Naked Vegan Cooking team (nakedvegancooking.com)
So I visited their blog and found a number of food photos where the only meat on display was human. The picture shown above was one of the more tasteful ones and I’m not referring to the cooking. The following description appears in the ‘About’ page:
Naked Vegan Cooking is a blog full of delicious, easy to cook vegan recipes and beautiful, naked bodies and not an airbrush in sight. We believe in tasty food and positive body image.

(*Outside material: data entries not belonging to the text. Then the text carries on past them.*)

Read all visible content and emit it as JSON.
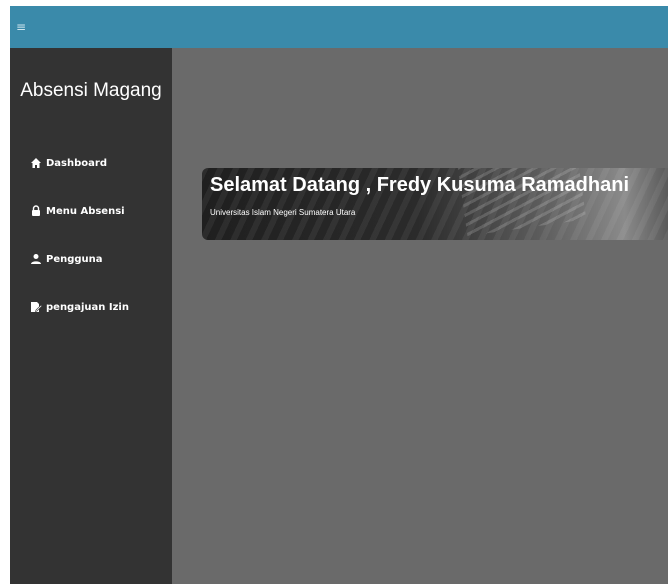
{
  "topbar": {
    "menu_icon": "hamburger-icon",
    "menu_glyph": "≡",
    "color": "#3a8aaa"
  },
  "sidebar": {
    "brand": "Absensi Magang",
    "items": [
      {
        "label": "Dashboard",
        "icon": "home-icon"
      },
      {
        "label": "Menu Absensi",
        "icon": "lock-icon"
      },
      {
        "label": "Pengguna",
        "icon": "user-icon"
      },
      {
        "label": "pengajuan Izin",
        "icon": "edit-document-icon"
      }
    ],
    "background": "#333333"
  },
  "main": {
    "background": "#6a6a6a",
    "banner": {
      "title": "Selamat Datang , Fredy Kusuma Ramadhani",
      "subtitle": "Universitas Islam Negeri Sumatera Utara"
    }
  }
}
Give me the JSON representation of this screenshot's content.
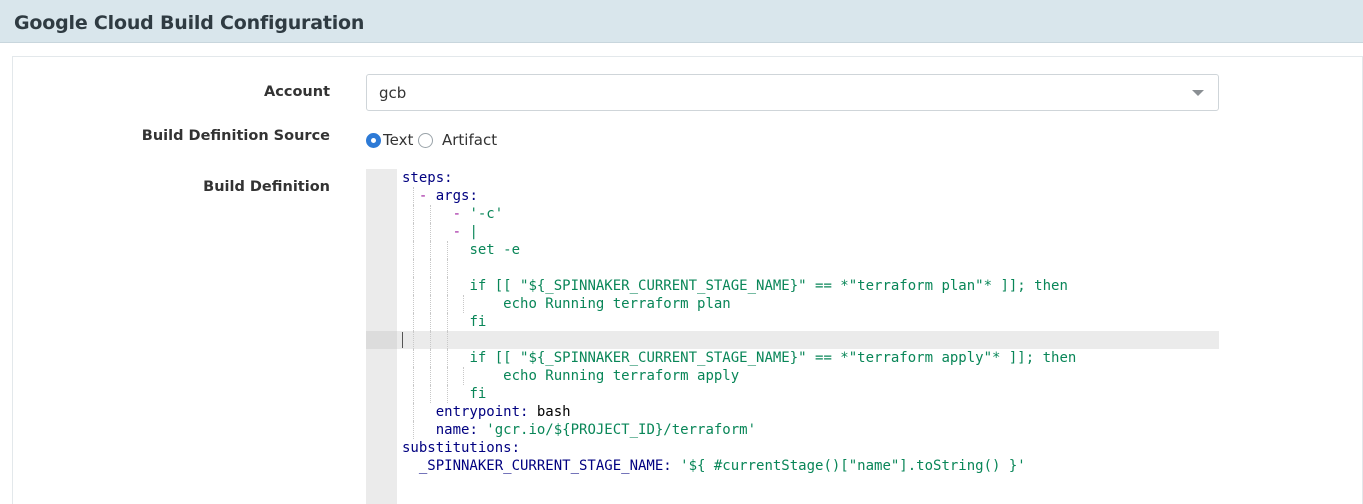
{
  "header": {
    "title": "Google Cloud Build Configuration"
  },
  "form": {
    "account": {
      "label": "Account",
      "value": "gcb"
    },
    "source": {
      "label": "Build Definition Source",
      "options": [
        {
          "label": "Text",
          "checked": true
        },
        {
          "label": "Artifact",
          "checked": false
        }
      ]
    },
    "definition": {
      "label": "Build Definition",
      "lines": [
        "steps:",
        "  - args:",
        "      - '-c'",
        "      - |",
        "        set -e",
        "",
        "        if [[ \"${_SPINNAKER_CURRENT_STAGE_NAME}\" == *\"terraform plan\"* ]]; then",
        "            echo Running terraform plan",
        "        fi",
        "",
        "        if [[ \"${_SPINNAKER_CURRENT_STAGE_NAME}\" == *\"terraform apply\"* ]]; then",
        "            echo Running terraform apply",
        "        fi",
        "    entrypoint: bash",
        "    name: 'gcr.io/${PROJECT_ID}/terraform'",
        "substitutions:",
        "  _SPINNAKER_CURRENT_STAGE_NAME: '${ #currentStage()[\"name\"].toString() }'"
      ]
    }
  },
  "colors": {
    "header_bg": "#d9e6ec",
    "radio_checked": "#2d7ad6",
    "yaml_key": "#000080",
    "yaml_string": "#098658",
    "yaml_dash": "#a020a0"
  }
}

A worthy mission statement, to be sure, but I cannot give the blog my unqualified endorsement. Although we gorillas shun meat, veganism is a step too far. There’s nothing wrong with eating eggs – by reducing the number of hungry chicks it preserves the balance of Nature. Far-sighted birds like chickens realise this. Only stupid ones like ostriches will peck the fur off your arse for stealing them.
Human nakedness is also something I’m ambivalent about. On the plus side, it keeps the sweaty regions of the human body well ventilated. The downside is that bare skin is a tempting target for mosquitoes and other blood-sucking varmints. I recently got an email from Katy Perry’s agent, asking whether she could spend some quality naked time with my tribe. I told him it could be arranged, but she’d have to let us smear her body with natural jungle ointments. We’re still negotiating the details.
The other problem with nudity is all too evident from the Naked Vegan blog – a lot of humans look better with their clothes on. It’s all very well talking about “positive body image” and such, but there comes a point when the gulf between image and reality makes it an exercise in self-delusion. Humans who want their bodies to be admired should expend the required effort in flesh-firming activities. A species designed for the hunter-gatherer lifestyle doesn’t get into shape by sitting on its butt eating Ritz crackers.
The dangers of body narcissism were aptly illustrated by a recent incident in a hotel. A naked man accidentally locked himself out of his room while putting some plates outside his door. Why he chose to perform this task in the nude is a mystery, but I suspect he was fishing for compliments from passers-by. He soon realised he wasn’t as beautiful as he thought when some guests ignored him. Eventually, he had to skulk down to reception with a plate over his groin.
In the light of this man’s misadventure, I offer a stark warning to the Naked Vegan bloggers: However many followers you acquire, the great mass of humanity will not give you admiring glances when you prance about naked. You won’t stop them eating eggs either. Never forget that your niche is anomalous.